Ruth looked at her daughter, drinking her in, feeling her stomach plummet and a shiver run through her. It was as if love for your child was a terrible physical force that swept through you and left you weak, frozen on the edge of a terror you couldn’t name.
Sara had been right – Ruth had never felt love like this before.
Or hatred.
How could those people have hurt her? How could they?
‘Aren’t you tired out?’ Alec asked, doing a comical stagger. ‘Personally, I’m knackered.’
Beckie laughed. ‘We can have a rest if you want? I’m not, like, really tired. But my head’s hot. I don’t need to wear my helmet if I’m not riding, do I?’
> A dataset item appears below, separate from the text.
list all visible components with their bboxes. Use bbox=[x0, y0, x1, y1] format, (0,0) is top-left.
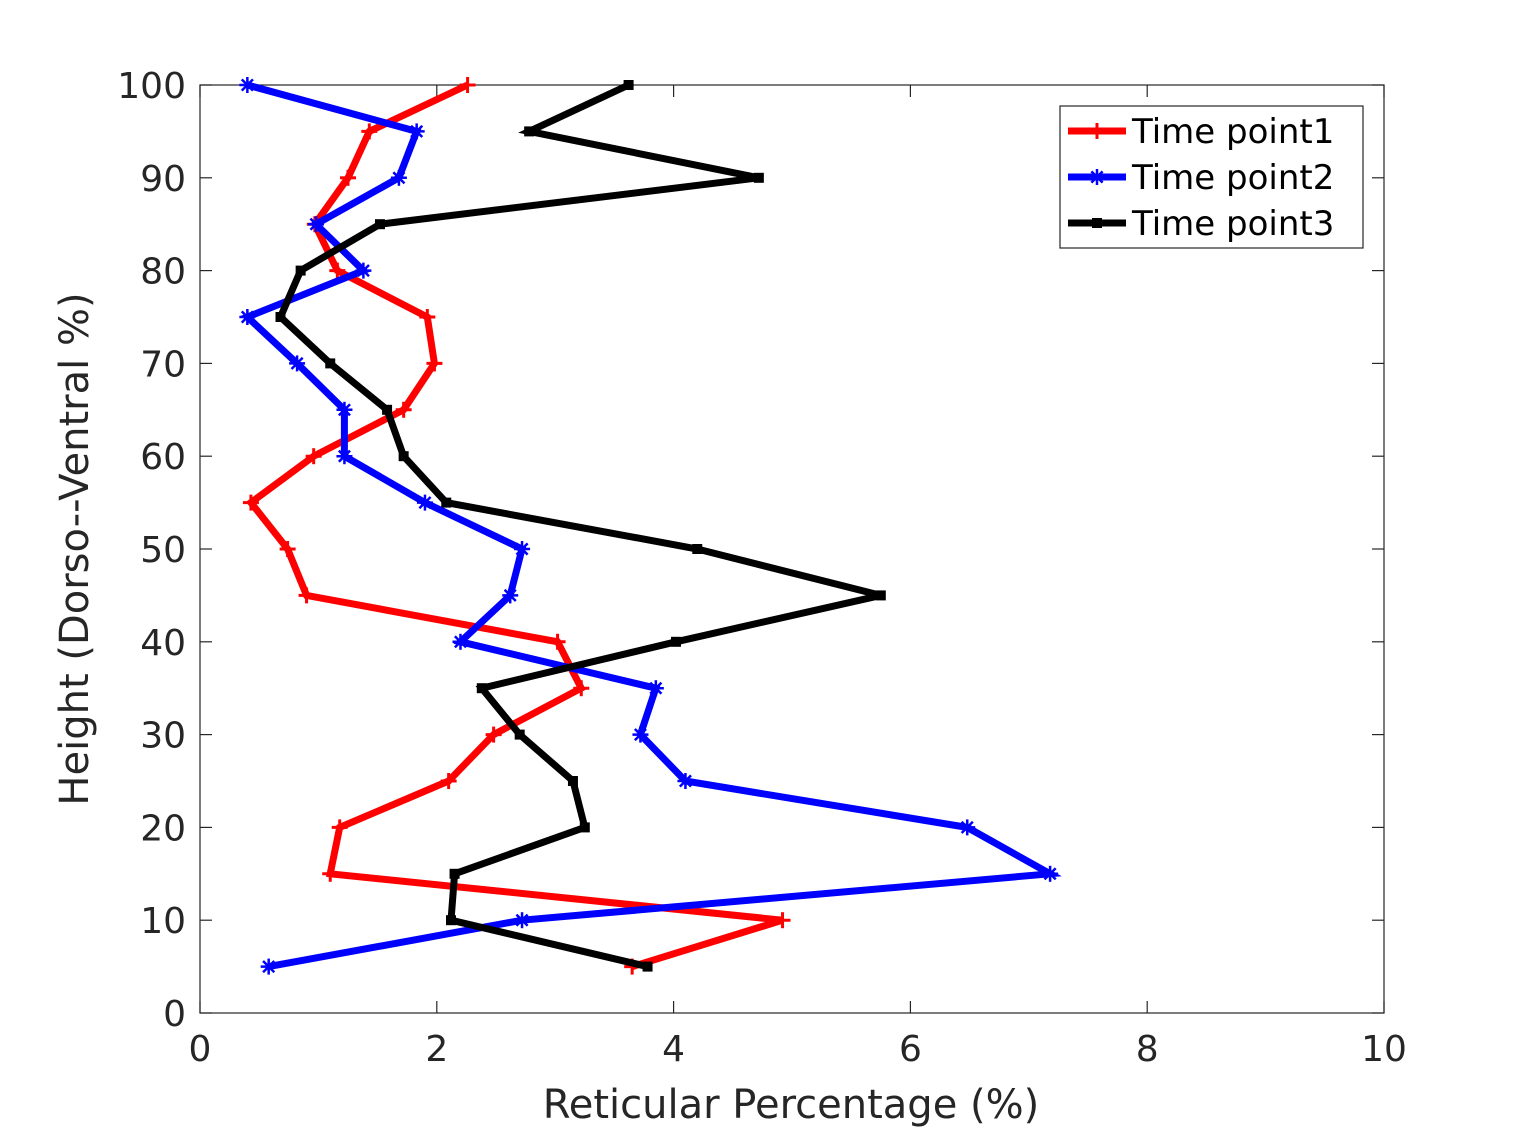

‘Yes you do, Beckster.’ Alec picked it up and plonked it back on her head. ‘What if you tripped up and Hobo stood on your head?’
Both girls for some reason found this scenario hilarious. For several minutes all they could do was laugh, Emma staggering to the fence and supporting herself on it and then on Beckie, the two girls clutching each other as they shook, eyes streaming.
All three adults laughed with them.
Then: ‘Now, come on, girls,’ said Ruth when it had gone on long enough and showed no signs of abating.